5 minute freshwater dip
  • Immediately afterwards, perform a chemical bath (in saltwater matching SG/temp the fish came from). You have two options:
  1. Acriflavine (preferred) - Do the bath for 75-90 minutes, but remove the fish immediately at the first sign of distress. Aerate heavily both before & during the bath, and temperature control the water. The following products contain acriflavine: Acriflavine-MS and Ruby Reef Rally. DO NOT mix acriflavine with any other chemicals.
  2. Formalin - Do the bath for 30-60 minutes max, but remove the fish immediately at the first sign of distress. Aerate heavily both before & during the bath, and temperature control the water. The following products contain formalin: Formalin-MS, Quick Cure, Aquarium Solutions Ich-X, Kordon Rid-Ich Plus. Use protection (rubber gloves, face mask, eye protection, etc.) whenever handling formalin as it is a known carcinogen! However, you can add Methylene Blue to the formalin bath (1 capful per 2-3 gallons of bath water.)
  • After the bath, place the fish in a QT pre-dosed at 80mg/gal using Chloroquine phosphate. In theory, copper (exs. Cupramine, Coppersafe, Copper Power) should work just as well as CP. However, due to how fast velvet can reproduce you don’t have the luxury of slowly ramping up the copper level as is normally advised. Therefore, the fish needs to be placed in a QT with copper already at minimum therapeutic levels. This is the advantage CP has over copper in this particular situation.

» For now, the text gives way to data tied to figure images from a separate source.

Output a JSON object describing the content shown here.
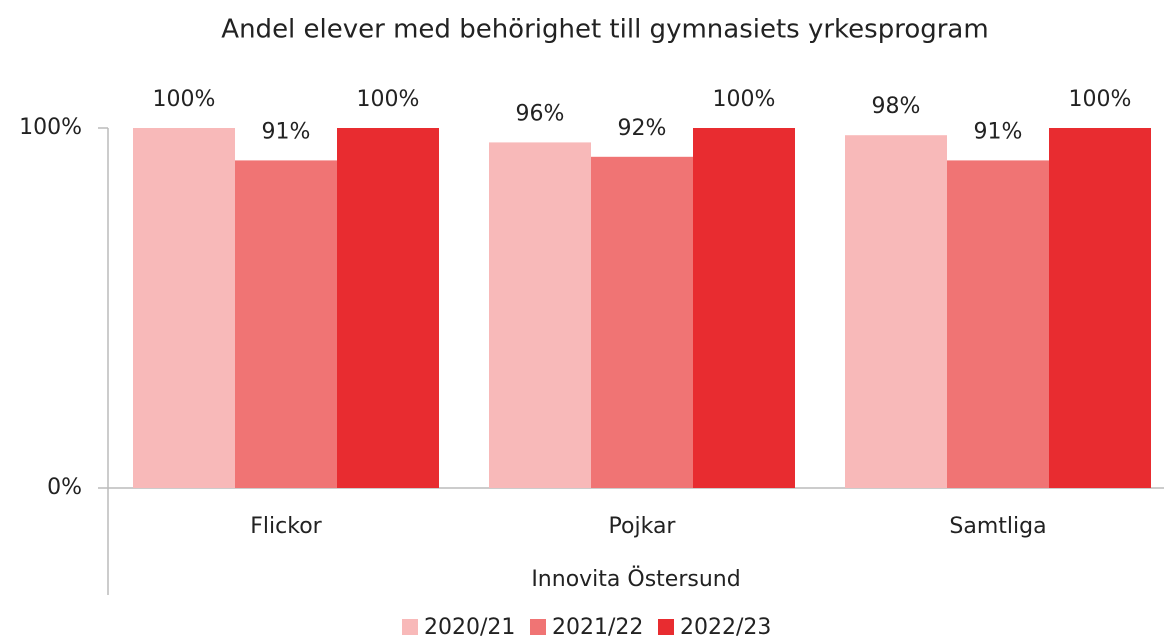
{
  "chart_data": {
    "type": "bar",
    "title": "Andel elever med behörighet till gymnasiets yrkesprogram",
    "xlabel": "Innovita Östersund",
    "categories": [
      "Flickor",
      "Pojkar",
      "Samtliga"
    ],
    "series": [
      {
        "name": "2020/21",
        "color": "#f8b9b9",
        "values": [
          100,
          96,
          98
        ],
        "value_labels": [
          "100%",
          "96%",
          "98%"
        ]
      },
      {
        "name": "2021/22",
        "color": "#f07474",
        "values": [
          91,
          92,
          91
        ],
        "value_labels": [
          "91%",
          "92%",
          "91%"
        ]
      },
      {
        "name": "2022/23",
        "color": "#e82c30",
        "values": [
          100,
          100,
          100
        ],
        "value_labels": [
          "100%",
          "100%",
          "100%"
        ]
      }
    ],
    "ylim": [
      0,
      100
    ],
    "yticks": [
      {
        "value": 0,
        "label": "0%"
      },
      {
        "value": 100,
        "label": "100%"
      }
    ],
    "legend": "bottom"
  }
}
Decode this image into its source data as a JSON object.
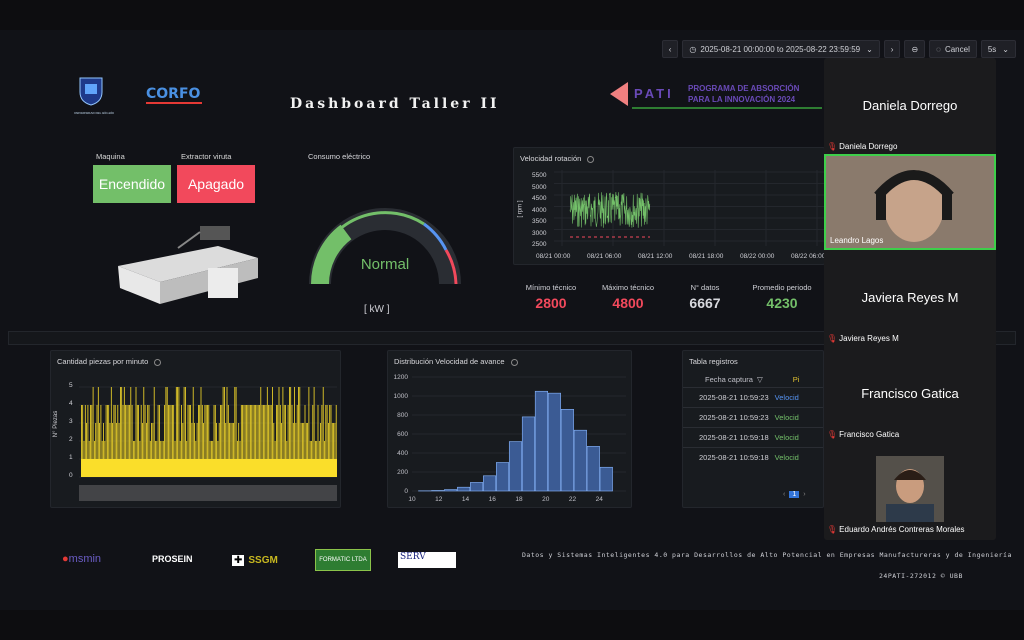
{
  "topbar": {
    "time_range": "2025-08-21 00:00:00 to 2025-08-22 23:59:59",
    "cancel_label": "Cancel",
    "refresh_interval": "5s"
  },
  "logos": {
    "university": "UNIVERSIDAD DEL BÍO-BÍO",
    "corfo": "CORFO",
    "pati": "PATI",
    "pati_subtitle_1": "PROGRAMA DE ABSORCIÓN",
    "pati_subtitle_2": "PARA LA INNOVACIÓN 2024"
  },
  "dashboard": {
    "title": "Dashboard Taller II"
  },
  "machine": {
    "maquina_label": "Maquina",
    "maquina_state": "Encendido",
    "extractor_label": "Extractor viruta",
    "extractor_state": "Apagado"
  },
  "gauge": {
    "title": "Consumo eléctrico",
    "status": "Normal",
    "unit": "[ kW ]"
  },
  "rotation_panel": {
    "title": "Velocidad rotación",
    "ylabel": "[ rpm ]",
    "y_ticks": [
      "5500",
      "5000",
      "4500",
      "4000",
      "3500",
      "3000",
      "2500"
    ],
    "x_ticks": [
      "08/21 00:00",
      "08/21 06:00",
      "08/21 12:00",
      "08/21 18:00",
      "08/22 00:00",
      "08/22 06:00"
    ]
  },
  "stats": [
    {
      "label": "Mínimo técnico",
      "value": "2800",
      "color": "#f2495c"
    },
    {
      "label": "Máximo técnico",
      "value": "4800",
      "color": "#f2495c"
    },
    {
      "label": "N° datos",
      "value": "6667",
      "color": "#d8d9de"
    },
    {
      "label": "Promedio periodo",
      "value": "4230",
      "color": "#73bf69"
    }
  ],
  "pieces_panel": {
    "title": "Cantidad piezas por minuto",
    "ylabel": "N° Piezas",
    "y_ticks": [
      "5",
      "4",
      "3",
      "2",
      "1",
      "0"
    ]
  },
  "dist_panel": {
    "title": "Distribución Velocidad de avance",
    "y_ticks": [
      "1200",
      "1000",
      "800",
      "600",
      "400",
      "200",
      "0"
    ],
    "x_ticks": [
      "10",
      "12",
      "14",
      "16",
      "18",
      "20",
      "22",
      "24"
    ]
  },
  "table_panel": {
    "title": "Tabla registros",
    "header": "Fecha captura",
    "header2": "Pi",
    "rows": [
      {
        "date": "2025-08-21 10:59:23",
        "col2": "Velocid"
      },
      {
        "date": "2025-08-21 10:59:23",
        "col2": "Velocid"
      },
      {
        "date": "2025-08-21 10:59:18",
        "col2": "Velocid"
      },
      {
        "date": "2025-08-21 10:59:18",
        "col2": "Velocid"
      }
    ],
    "page": "1"
  },
  "footer": {
    "logos": [
      "msmin",
      "PROSEIN",
      "SSGM",
      "FORMATIC LTDA",
      "SERV"
    ],
    "description": "Datos y Sistemas Inteligentes 4.0 para Desarrollos de Alto Potencial en Empresas Manufactureras y de Ingeniería",
    "code": "24PATI-272012 © UBB"
  },
  "participants": [
    {
      "name": "Daniela Dorrego",
      "video": false
    },
    {
      "name": "Leandro Lagos",
      "video": true
    },
    {
      "name": "Javiera Reyes M",
      "video": false
    },
    {
      "name": "Francisco Gatica",
      "video": false
    },
    {
      "name": "Eduardo Andrés Contreras Morales",
      "video": true
    }
  ],
  "chart_data": [
    {
      "type": "bar",
      "title": "Distribución Velocidad de avance",
      "categories": [
        "10.5",
        "11.5",
        "12.5",
        "13.5",
        "14.5",
        "15.5",
        "16.5",
        "17.5",
        "18.5",
        "19.5",
        "20.5",
        "21.5",
        "22.5",
        "23.5",
        "24.5"
      ],
      "values": [
        2,
        5,
        15,
        40,
        90,
        160,
        300,
        520,
        780,
        1050,
        1030,
        860,
        640,
        470,
        250
      ],
      "ylim": [
        0,
        1200
      ]
    }
  ]
}
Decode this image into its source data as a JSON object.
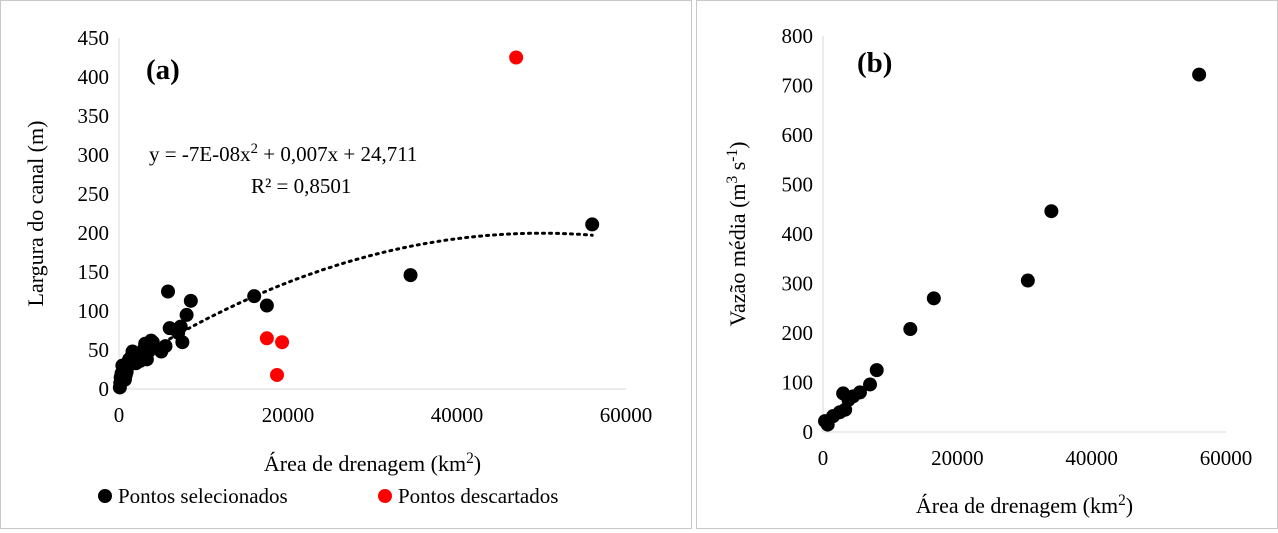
{
  "chart_data": [
    {
      "id": "a",
      "type": "scatter",
      "panel_label": "(a)",
      "xlabel": "Área de drenagem (km",
      "xlabel_sup": "2",
      "xlabel_end": ")",
      "ylabel": "Largura do canal (m)",
      "xlim": [
        0,
        60000
      ],
      "ylim": [
        0,
        450
      ],
      "xticks": [
        "0",
        "20000",
        "40000",
        "60000"
      ],
      "xtick_values": [
        0,
        20000,
        40000,
        60000
      ],
      "yticks": [
        "0",
        "50",
        "100",
        "150",
        "200",
        "250",
        "300",
        "350",
        "400",
        "450"
      ],
      "ytick_values": [
        0,
        50,
        100,
        150,
        200,
        250,
        300,
        350,
        400,
        450
      ],
      "grid": false,
      "legend_position": "bottom",
      "trendline": {
        "type": "polynomial",
        "equation_parts": [
          "y = -7E-08x",
          "2",
          " + 0,007x + 24,711"
        ],
        "r2": "R² = 0,8501",
        "coefficients": [
          -7e-08,
          0.007,
          24.711
        ],
        "x_range": [
          6000,
          56000
        ],
        "style": "dotted",
        "color": "#000000"
      },
      "series": [
        {
          "name": "Pontos selecionados",
          "color": "#000000",
          "points": [
            [
              100,
              2
            ],
            [
              150,
              8
            ],
            [
              200,
              15
            ],
            [
              300,
              20
            ],
            [
              400,
              30
            ],
            [
              600,
              25
            ],
            [
              700,
              12
            ],
            [
              800,
              18
            ],
            [
              900,
              22
            ],
            [
              1000,
              28
            ],
            [
              1100,
              35
            ],
            [
              1200,
              38
            ],
            [
              1500,
              42
            ],
            [
              1600,
              48
            ],
            [
              2000,
              33
            ],
            [
              2200,
              40
            ],
            [
              2500,
              36
            ],
            [
              2800,
              45
            ],
            [
              3000,
              52
            ],
            [
              3100,
              58
            ],
            [
              3300,
              38
            ],
            [
              3500,
              48
            ],
            [
              3800,
              62
            ],
            [
              4000,
              60
            ],
            [
              5000,
              48
            ],
            [
              5500,
              55
            ],
            [
              5800,
              125
            ],
            [
              6000,
              78
            ],
            [
              7000,
              72
            ],
            [
              7300,
              80
            ],
            [
              7500,
              60
            ],
            [
              8000,
              95
            ],
            [
              8500,
              113
            ],
            [
              16000,
              119
            ],
            [
              17500,
              107
            ],
            [
              34500,
              146
            ],
            [
              56000,
              211
            ]
          ]
        },
        {
          "name": "Pontos descartados",
          "color": "#ff0000",
          "points": [
            [
              17500,
              65
            ],
            [
              18700,
              18
            ],
            [
              19300,
              60
            ],
            [
              47000,
              425
            ]
          ]
        }
      ]
    },
    {
      "id": "b",
      "type": "scatter",
      "panel_label": "(b)",
      "xlabel": "Área de drenagem (km",
      "xlabel_sup": "2",
      "xlabel_end": ")",
      "ylabel_parts": [
        "Vazão média (m",
        "3",
        " s",
        "-1",
        ")"
      ],
      "xlim": [
        0,
        60000
      ],
      "ylim": [
        0,
        800
      ],
      "xticks": [
        "0",
        "20000",
        "40000",
        "60000"
      ],
      "xtick_values": [
        0,
        20000,
        40000,
        60000
      ],
      "yticks": [
        "0",
        "100",
        "200",
        "300",
        "400",
        "500",
        "600",
        "700",
        "800"
      ],
      "ytick_values": [
        0,
        100,
        200,
        300,
        400,
        500,
        600,
        700,
        800
      ],
      "grid": false,
      "series": [
        {
          "color": "#000000",
          "points": [
            [
              300,
              22
            ],
            [
              700,
              15
            ],
            [
              1500,
              32
            ],
            [
              2500,
              40
            ],
            [
              3000,
              78
            ],
            [
              3300,
              45
            ],
            [
              3800,
              65
            ],
            [
              4500,
              72
            ],
            [
              5500,
              80
            ],
            [
              7000,
              96
            ],
            [
              8000,
              125
            ],
            [
              13000,
              208
            ],
            [
              16500,
              270
            ],
            [
              30500,
              306
            ],
            [
              34000,
              446
            ],
            [
              56000,
              722
            ]
          ]
        }
      ]
    }
  ]
}
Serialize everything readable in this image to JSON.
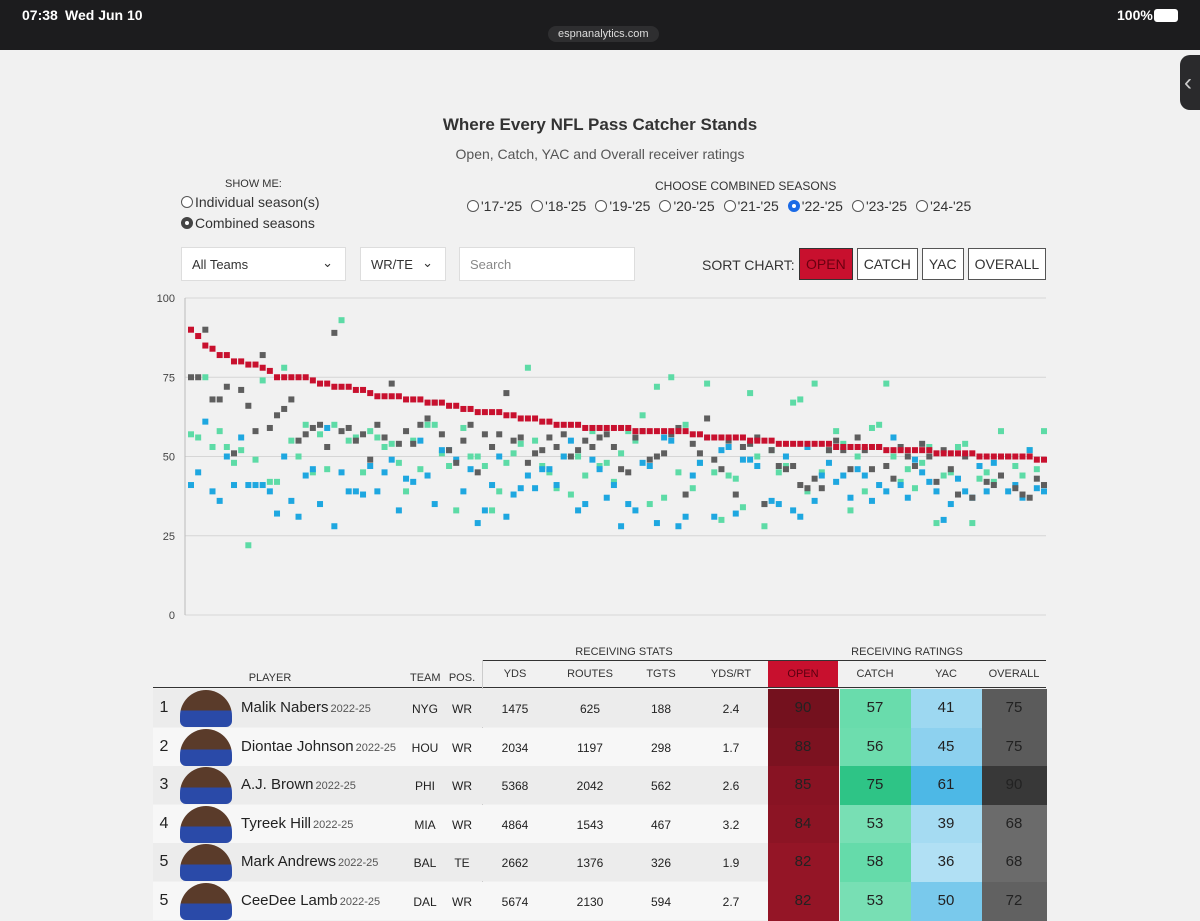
{
  "status_bar": {
    "time": "07:38",
    "date": "Wed Jun 10",
    "url": "espnanalytics.com",
    "battery": "100%"
  },
  "header": {
    "title": "Where Every NFL Pass Catcher Stands",
    "subtitle": "Open, Catch, YAC and Overall receiver ratings"
  },
  "controls": {
    "show_me_label": "SHOW ME:",
    "show_me_options": [
      "Individual season(s)",
      "Combined seasons"
    ],
    "show_me_selected": 1,
    "seasons_label": "CHOOSE COMBINED SEASONS",
    "seasons": [
      "'17-'25",
      "'18-'25",
      "'19-'25",
      "'20-'25",
      "'21-'25",
      "'22-'25",
      "'23-'25",
      "'24-'25"
    ],
    "seasons_selected": 5,
    "team_filter": "All Teams",
    "position_filter": "WR/TE",
    "search_placeholder": "Search",
    "sort_label": "SORT CHART:",
    "sort_buttons": [
      "OPEN",
      "CATCH",
      "YAC",
      "OVERALL"
    ],
    "sort_selected": 0
  },
  "chart_data": {
    "type": "scatter",
    "ylim": [
      0,
      100
    ],
    "yticks": [
      0,
      25,
      50,
      75,
      100
    ],
    "grid": true,
    "series": [
      {
        "color": "#5ddba6",
        "values": [
          57,
          56,
          75,
          53,
          58,
          53,
          48,
          52,
          22,
          49,
          74,
          42,
          42,
          78,
          55,
          50,
          60,
          45,
          57,
          46,
          60,
          93,
          55,
          56,
          45,
          58,
          56,
          53,
          54,
          48,
          39,
          55,
          46,
          60,
          60,
          51,
          47,
          33,
          59,
          50,
          50,
          47,
          33,
          39,
          48,
          51,
          54,
          78,
          55,
          47,
          45,
          40,
          50,
          38,
          50,
          44,
          58,
          47,
          48,
          42,
          51,
          58,
          55,
          63,
          35,
          72,
          37,
          75,
          45,
          60,
          40,
          48,
          73,
          45,
          30,
          44,
          43,
          34,
          70,
          50,
          28,
          52,
          45,
          47,
          67,
          68,
          39,
          73,
          45,
          52,
          58,
          54,
          33,
          50,
          39,
          59,
          60,
          73,
          50,
          42,
          46,
          40,
          48,
          53,
          29,
          44,
          45,
          53,
          54,
          29,
          43,
          45,
          42,
          58,
          50,
          47,
          44,
          52,
          46,
          58
        ]
      },
      {
        "color": "#1ea7e0",
        "values": [
          41,
          45,
          61,
          39,
          36,
          50,
          41,
          56,
          41,
          41,
          41,
          39,
          32,
          50,
          36,
          31,
          44,
          46,
          35,
          59,
          28,
          45,
          39,
          39,
          38,
          47,
          39,
          45,
          49,
          33,
          43,
          42,
          55,
          44,
          35,
          52,
          52,
          49,
          39,
          46,
          29,
          33,
          41,
          50,
          31,
          38,
          40,
          44,
          40,
          46,
          46,
          41,
          50,
          55,
          33,
          35,
          49,
          46,
          37,
          41,
          28,
          35,
          33,
          48,
          47,
          29,
          56,
          55,
          28,
          31,
          44,
          48,
          56,
          31,
          52,
          53,
          32,
          49,
          49,
          47,
          35,
          36,
          35,
          50,
          33,
          31,
          53,
          36,
          44,
          48,
          42,
          44,
          37,
          46,
          44,
          36,
          41,
          39,
          56,
          41,
          37,
          49,
          45,
          42,
          39,
          30,
          35,
          43,
          39,
          37,
          47,
          39,
          48,
          44,
          39,
          41,
          37,
          52,
          40,
          39
        ]
      },
      {
        "color": "#5e5e5e",
        "values": [
          75,
          75,
          90,
          68,
          68,
          72,
          51,
          71,
          66,
          58,
          82,
          59,
          63,
          65,
          68,
          55,
          57,
          59,
          60,
          53,
          89,
          58,
          59,
          55,
          57,
          49,
          60,
          56,
          73,
          54,
          58,
          54,
          60,
          62,
          67,
          57,
          52,
          48,
          55,
          60,
          45,
          57,
          53,
          57,
          70,
          55,
          56,
          48,
          51,
          52,
          56,
          53,
          57,
          50,
          52,
          55,
          53,
          56,
          57,
          53,
          46,
          45,
          56,
          58,
          49,
          50,
          51,
          57,
          59,
          38,
          54,
          51,
          62,
          49,
          46,
          55,
          38,
          53,
          54,
          56,
          35,
          52,
          47,
          46,
          47,
          41,
          40,
          43,
          40,
          52,
          55,
          52,
          46,
          56,
          52,
          46,
          53,
          47,
          43,
          53,
          50,
          47,
          54,
          50,
          42,
          52,
          46,
          38,
          50,
          37,
          50,
          42,
          41,
          44,
          50,
          40,
          38,
          37,
          43,
          41
        ]
      },
      {
        "color": "#c8102e",
        "values": [
          90,
          88,
          85,
          84,
          82,
          82,
          80,
          80,
          79,
          79,
          78,
          77,
          75,
          75,
          75,
          75,
          75,
          74,
          73,
          73,
          72,
          72,
          72,
          71,
          71,
          70,
          69,
          69,
          69,
          69,
          68,
          68,
          68,
          67,
          67,
          67,
          66,
          66,
          65,
          65,
          64,
          64,
          64,
          64,
          63,
          63,
          62,
          62,
          62,
          61,
          61,
          60,
          60,
          60,
          60,
          59,
          59,
          59,
          59,
          59,
          59,
          59,
          58,
          58,
          58,
          58,
          58,
          58,
          58,
          58,
          57,
          57,
          56,
          56,
          56,
          56,
          56,
          56,
          55,
          55,
          55,
          55,
          54,
          54,
          54,
          54,
          54,
          54,
          54,
          54,
          53,
          53,
          53,
          53,
          53,
          53,
          53,
          52,
          52,
          52,
          52,
          52,
          52,
          52,
          51,
          51,
          51,
          51,
          51,
          51,
          50,
          50,
          50,
          50,
          50,
          50,
          50,
          50,
          49,
          49
        ]
      }
    ]
  },
  "table": {
    "group_headers": [
      "RECEIVING STATS",
      "RECEIVING RATINGS"
    ],
    "columns": [
      "PLAYER",
      "TEAM",
      "POS.",
      "YDS",
      "ROUTES",
      "TGTS",
      "YDS/RT",
      "OPEN",
      "CATCH",
      "YAC",
      "OVERALL"
    ],
    "rows": [
      [
        1,
        "Malik Nabers",
        "2022-25",
        "NYG",
        "WR",
        1475,
        625,
        188,
        2.4,
        90,
        57,
        41,
        75
      ],
      [
        2,
        "Diontae Johnson",
        "2022-25",
        "HOU",
        "WR",
        2034,
        1197,
        298,
        1.7,
        88,
        56,
        45,
        75
      ],
      [
        3,
        "A.J. Brown",
        "2022-25",
        "PHI",
        "WR",
        5368,
        2042,
        562,
        2.6,
        85,
        75,
        61,
        90
      ],
      [
        4,
        "Tyreek Hill",
        "2022-25",
        "MIA",
        "WR",
        4864,
        1543,
        467,
        3.2,
        84,
        53,
        39,
        68
      ],
      [
        5,
        "Mark Andrews",
        "2022-25",
        "BAL",
        "TE",
        2662,
        1376,
        326,
        1.9,
        82,
        58,
        36,
        68
      ],
      [
        5,
        "CeeDee Lamb",
        "2022-25",
        "DAL",
        "WR",
        5674,
        2130,
        594,
        2.7,
        82,
        53,
        50,
        72
      ]
    ]
  }
}
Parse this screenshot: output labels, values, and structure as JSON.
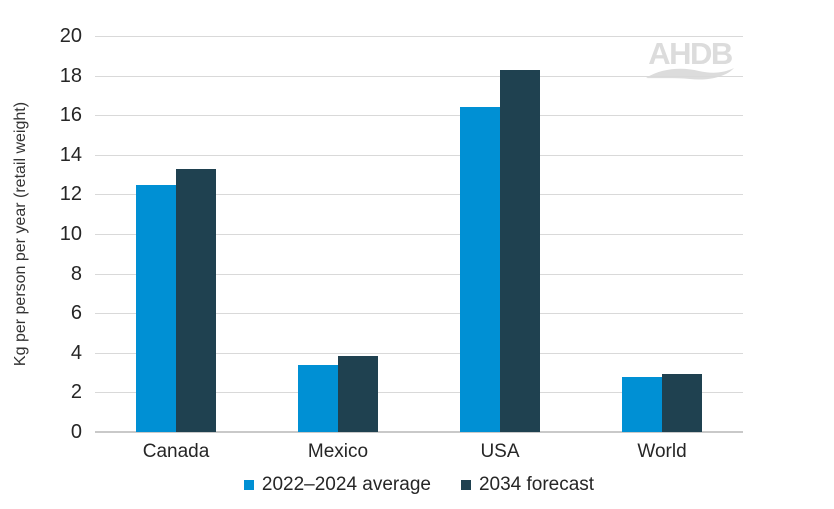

  • While in QT, use a wide spectrum antibiotic (exs. Seachem Kanaplex, Furan-2) for the first week to ward off any possible bacterial infections. Secondary bacterial infections are very common in fish with preexisting parasitic infestations such as velvet.
  • Keep the fish in CP or copper (at therapeutic levels) for one month. However, you can transfer the fish into a non-medicated holding tank for observation after just two weeks (explained below). DO NOT lower the CP or copper level before transferring.
 
Ok. I see the difference.. thanks guys! Being as it is, that’s what killed nearly everything in my tank. I lost a cardinal, clown, dwarf angel, fairy Wrasse, yellow Goby, Butterfly and Kole Tang.. there may be more but I can’t remember. Get those fish into QT as quickly as possible. Velvet is an insidious disease.
 
I wish I never started this hobby :(

Most of us have been there. It sucked when I lost a tank of fish to ich and velvet combo and had to go fallow. The 2nd time I had to go fallow was no fun either, but didn't lose the fish. Well worth it when you can save your fish or quarantine the replacements and know that your tank is disease free.